Information Entries for Mt. Lincoln

Climbing History (Mt. Democrat)



Title: 4 in one day

Entered by: tthompson

Added: 07/27/2019, Last Updated: 07/27/2019


Under construction

Name History (Mt. Bross)



Title: Naming of Mt. Bross

Entered by: 14erFred

Added: 05/14/2010, Last Updated: 05/14/2010

Sources: Hart, J.L.J. (1977). Fourteen thousand feet: A history of the naming and early ascents of the high Colorado peaks (Second Edition). Denver, CO: The Colorado Mountain Club.

The mountain was named for William Bross (1813-1889), Lieutenant Governor of Illinois from 1865 to 1869, who owned mining property near the town of Alma. Bross made an early ascent of Mount Lincoln in 1868 and was so enthusiastic about the view that he sang the Doxology on the summit. As a consequence, local miners began referring to Lincoln's south peak as Mount Bross, and the name stuck.

Name History (Mt. Cameron)



Title: Naming of Mt. Cameron

Entered by: 14erFred

Added: 05/17/2010, Last Updated: 05/17/2010

Sources: Eicher, D.J. (2001). Civil War High Commands. Stanford, CA: Stanford University Press. Hart, J.L.J. (1925). Fourteen thousand feet: A history of the naming and early ascents of the high Colorado peaks (First Edition). Denver, CO: The Colorado Mountain Club.

Although the name "Cameron" was first associated in print with the mountain in 1873, the precise origin of the name remains uncertain. However, two distinct possibilities exist. First, the mountain may have been named for Robert Alexander Cameron (February 22, 1828 - March 15, 1894), who served as a Union general during the American Civil War and helped establish Colorado Agricultural Colonies in Fort Collins and Greeley during the 1870s.

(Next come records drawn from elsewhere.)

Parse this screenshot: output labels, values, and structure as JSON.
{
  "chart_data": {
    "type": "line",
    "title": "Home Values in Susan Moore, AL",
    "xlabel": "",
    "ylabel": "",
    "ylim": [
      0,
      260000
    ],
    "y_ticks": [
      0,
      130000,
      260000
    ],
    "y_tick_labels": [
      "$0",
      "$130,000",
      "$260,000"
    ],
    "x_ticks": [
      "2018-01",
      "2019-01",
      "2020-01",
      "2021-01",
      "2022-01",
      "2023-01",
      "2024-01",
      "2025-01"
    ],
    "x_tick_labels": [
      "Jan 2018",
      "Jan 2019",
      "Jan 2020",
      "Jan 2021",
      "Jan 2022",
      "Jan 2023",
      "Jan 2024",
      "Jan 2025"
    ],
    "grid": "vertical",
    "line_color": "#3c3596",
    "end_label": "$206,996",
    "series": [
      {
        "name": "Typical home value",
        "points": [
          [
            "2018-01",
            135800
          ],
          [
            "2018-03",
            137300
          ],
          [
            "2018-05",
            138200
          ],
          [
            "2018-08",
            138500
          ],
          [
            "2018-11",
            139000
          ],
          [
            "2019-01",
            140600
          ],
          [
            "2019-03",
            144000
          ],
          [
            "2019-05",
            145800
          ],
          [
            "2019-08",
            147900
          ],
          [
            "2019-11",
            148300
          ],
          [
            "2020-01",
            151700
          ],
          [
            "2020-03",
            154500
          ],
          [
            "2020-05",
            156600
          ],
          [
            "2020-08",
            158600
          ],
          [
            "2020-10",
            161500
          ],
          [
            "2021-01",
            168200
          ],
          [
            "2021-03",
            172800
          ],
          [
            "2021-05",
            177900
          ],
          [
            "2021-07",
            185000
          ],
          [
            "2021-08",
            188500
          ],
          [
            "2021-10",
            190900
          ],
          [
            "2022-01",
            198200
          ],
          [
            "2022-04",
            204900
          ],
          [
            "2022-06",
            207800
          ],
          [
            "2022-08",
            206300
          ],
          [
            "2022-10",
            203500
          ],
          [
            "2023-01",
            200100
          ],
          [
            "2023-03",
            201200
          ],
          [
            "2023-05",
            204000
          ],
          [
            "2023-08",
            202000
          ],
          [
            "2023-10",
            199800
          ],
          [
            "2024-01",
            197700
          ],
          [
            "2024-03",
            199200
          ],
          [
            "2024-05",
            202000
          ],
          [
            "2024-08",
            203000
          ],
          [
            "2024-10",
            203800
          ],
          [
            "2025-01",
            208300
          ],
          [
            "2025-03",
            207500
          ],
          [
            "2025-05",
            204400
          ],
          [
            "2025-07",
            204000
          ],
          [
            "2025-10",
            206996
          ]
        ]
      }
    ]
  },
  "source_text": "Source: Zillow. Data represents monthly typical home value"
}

Alternatively -- and perhaps more likely given its proximity to Mount Lincoln -- the mountain may have been named for Simon Cameron (March 8, 1799 - June 26, 1889), Republican senator from Pennsylvania and President Lincoln's first Secretary of War, whom he fired for corruption after Cameron had been in office less than ten months. Allegedly, Lincoln asked Congressman Thaddeus Stevens (also from Pennsylvania) about Cameron's honesty, and Stevens replied, "I do not believe he would steal a red hot stove." Cameron demanded a retraction, so Stevens admitted his statement might have been incorrect.

Cameron is also the namesake of Cameron Cone (10,705 ft.), a mountain summit in El Paso County, and Cameron Pass (10,276 ft.) in north central Colorado.

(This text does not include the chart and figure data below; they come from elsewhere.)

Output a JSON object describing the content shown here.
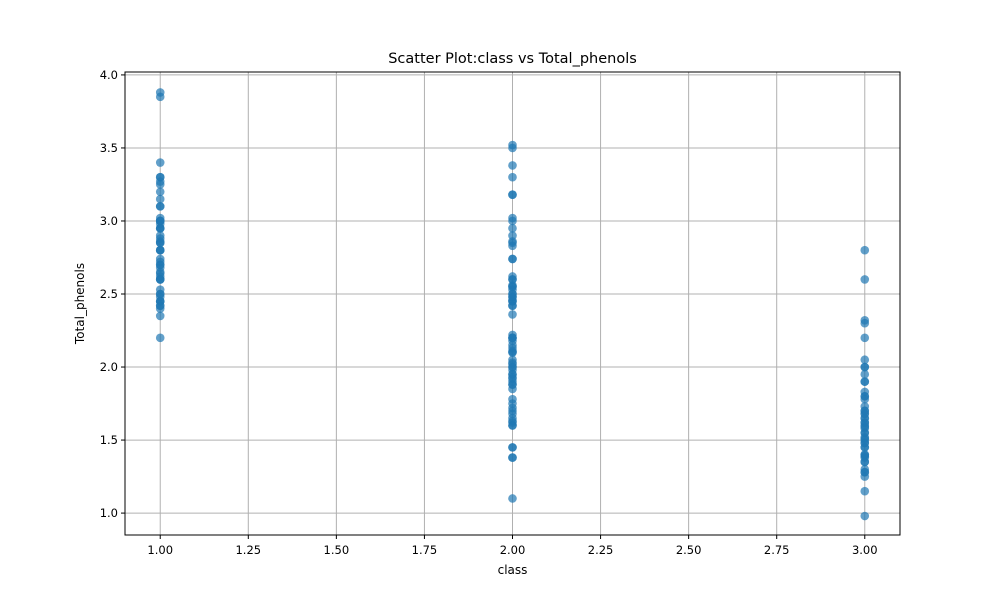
{
  "chart_data": {
    "type": "scatter",
    "title": "Scatter Plot:class vs Total_phenols",
    "xlabel": "class",
    "ylabel": "Total_phenols",
    "xlim": [
      0.9,
      3.1
    ],
    "ylim": [
      0.85,
      4.02
    ],
    "xticks": [
      1.0,
      1.25,
      1.5,
      1.75,
      2.0,
      2.25,
      2.5,
      2.75,
      3.0
    ],
    "xtick_labels": [
      "1.00",
      "1.25",
      "1.50",
      "1.75",
      "2.00",
      "2.25",
      "2.50",
      "2.75",
      "3.00"
    ],
    "yticks": [
      1.0,
      1.5,
      2.0,
      2.5,
      3.0,
      3.5,
      4.0
    ],
    "ytick_labels": [
      "1.0",
      "1.5",
      "2.0",
      "2.5",
      "3.0",
      "3.5",
      "4.0"
    ],
    "grid": true,
    "point_color": "#1f77b4",
    "series": [
      {
        "x": [
          1,
          1,
          1,
          1,
          1,
          1,
          1,
          1,
          1,
          1,
          1,
          1,
          1,
          1,
          1,
          1,
          1,
          1,
          1,
          1,
          1,
          1,
          1,
          1,
          1,
          1,
          1,
          1,
          1,
          1,
          1,
          1,
          1,
          1,
          1,
          1,
          1,
          1,
          1,
          1,
          1,
          1,
          1,
          1,
          1,
          1,
          1,
          1,
          1,
          1
        ],
        "y": [
          3.88,
          3.85,
          3.4,
          3.3,
          3.27,
          3.25,
          3.2,
          3.15,
          3.1,
          3.02,
          3.0,
          3.0,
          2.98,
          2.95,
          2.95,
          2.88,
          2.86,
          2.85,
          2.8,
          2.8,
          2.74,
          2.72,
          2.7,
          2.68,
          2.65,
          2.64,
          2.62,
          2.6,
          2.6,
          2.53,
          2.5,
          2.48,
          2.45,
          2.45,
          2.42,
          2.4,
          2.35,
          2.2,
          3.3,
          2.9,
          3.0,
          2.6,
          2.5,
          2.8,
          2.85,
          3.1,
          2.45,
          2.7,
          2.95,
          2.42
        ]
      },
      {
        "x": [
          2,
          2,
          2,
          2,
          2,
          2,
          2,
          2,
          2,
          2,
          2,
          2,
          2,
          2,
          2,
          2,
          2,
          2,
          2,
          2,
          2,
          2,
          2,
          2,
          2,
          2,
          2,
          2,
          2,
          2,
          2,
          2,
          2,
          2,
          2,
          2,
          2,
          2,
          2,
          2,
          2,
          2,
          2,
          2,
          2,
          2,
          2,
          2,
          2,
          2,
          2,
          2,
          2,
          2,
          2,
          2,
          2,
          2,
          2,
          2,
          2,
          2,
          2,
          2,
          2,
          2,
          2,
          2,
          2,
          2,
          2
        ],
        "y": [
          3.52,
          3.5,
          3.38,
          3.3,
          3.18,
          3.18,
          3.02,
          3.0,
          2.95,
          2.9,
          2.86,
          2.83,
          2.74,
          2.74,
          2.62,
          2.6,
          2.56,
          2.55,
          2.53,
          2.5,
          2.48,
          2.46,
          2.45,
          2.42,
          2.36,
          2.22,
          2.2,
          2.2,
          2.18,
          2.13,
          2.11,
          2.1,
          2.05,
          2.02,
          2.0,
          1.98,
          1.95,
          1.92,
          1.9,
          1.88,
          1.85,
          1.78,
          1.75,
          1.72,
          1.68,
          1.65,
          1.63,
          1.62,
          1.6,
          1.45,
          1.45,
          1.38,
          1.38,
          1.1,
          2.0,
          2.55,
          2.45,
          2.2,
          1.95,
          1.88,
          2.1,
          2.6,
          1.7,
          2.48,
          1.93,
          2.03,
          2.5,
          2.85,
          1.6,
          2.15,
          2.42
        ]
      },
      {
        "x": [
          3,
          3,
          3,
          3,
          3,
          3,
          3,
          3,
          3,
          3,
          3,
          3,
          3,
          3,
          3,
          3,
          3,
          3,
          3,
          3,
          3,
          3,
          3,
          3,
          3,
          3,
          3,
          3,
          3,
          3,
          3,
          3,
          3,
          3,
          3,
          3,
          3,
          3,
          3,
          3,
          3,
          3,
          3,
          3,
          3,
          3,
          3,
          3
        ],
        "y": [
          2.8,
          2.6,
          2.32,
          2.3,
          2.2,
          2.05,
          2.0,
          1.95,
          1.9,
          1.83,
          1.8,
          1.78,
          1.73,
          1.7,
          1.68,
          1.65,
          1.62,
          1.6,
          1.59,
          1.55,
          1.51,
          1.5,
          1.48,
          1.45,
          1.4,
          1.39,
          1.38,
          1.35,
          1.3,
          1.28,
          1.25,
          1.15,
          0.98,
          1.62,
          1.48,
          1.8,
          1.7,
          1.52,
          1.65,
          2.0,
          1.4,
          1.55,
          1.28,
          1.58,
          1.35,
          1.68,
          1.9,
          1.45
        ]
      }
    ]
  }
}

Name History (Mt. Democrat)



Title: Naming of Mt. Democrat

Entered by: 14erFred

Added: 05/14/2010, Last Updated: 05/14/2010

Sources: Hart, J.L.J. (1977). Fourteen thousand feet: A history of the naming and early ascents of the high Colorado peaks (Second Edition). Denver, CO: The Colorado Mountain Club.

The mountain was originally called Buckskin Peak, after the rip-roaring Buckskin Joe mining camp just northwest of Fairplay. However, it was renamed Democrat by a group of rebellious southern miners during the Civil War, as a statement of political protest against Republican Abraham Lincoln. The name Democrat first appears on the map of the Land Office Survey of 1883.

Name History (Mt. Lincoln)



Title: Naming of Mt. Lincoln

Entered by: 14erFred

Added: 05/27/2010, Last Updated: 05/27/2010

Sources: Borneman, W.R., & Lampert, L.J. (1978). A climbing guide to Colorado's Fourteeners. Boulder, CO: Pruett Publishing Company. Eberhart, P., & Schmuck, P. (1970). The Fourteeners: Colorado's great mountains. Chicago: The Swallow Press. Hart, J.L.J. (1977). Fourteen thousand feet: A history of the naming and early ascents of the high Colorado peaks (Second Edition). Denver, CO: The Colorado Mountain Club. The Colorado Mountain Club Foundation. (2010). The Colorado 14ers: The standard routes. Golden, CO: The Colorado Mountain Club Press.

In 1861, Wilbur F. Stone (who later helped write Colorado's Constitution) named the mountain for the then newly-elected 16th President of the United States, Abraham Lincoln (February 12, 1809 - April 15, 1865). In his survey report of 1873, Ferdinand V. Hayden wrote: "The view from the summit of Mount Lincoln is wonderful in its extent...probably there is no portion of the world, accessible to the traveling public, where such a wilderness of lofty peaks can be seen within a single scope of vision (as from its top)."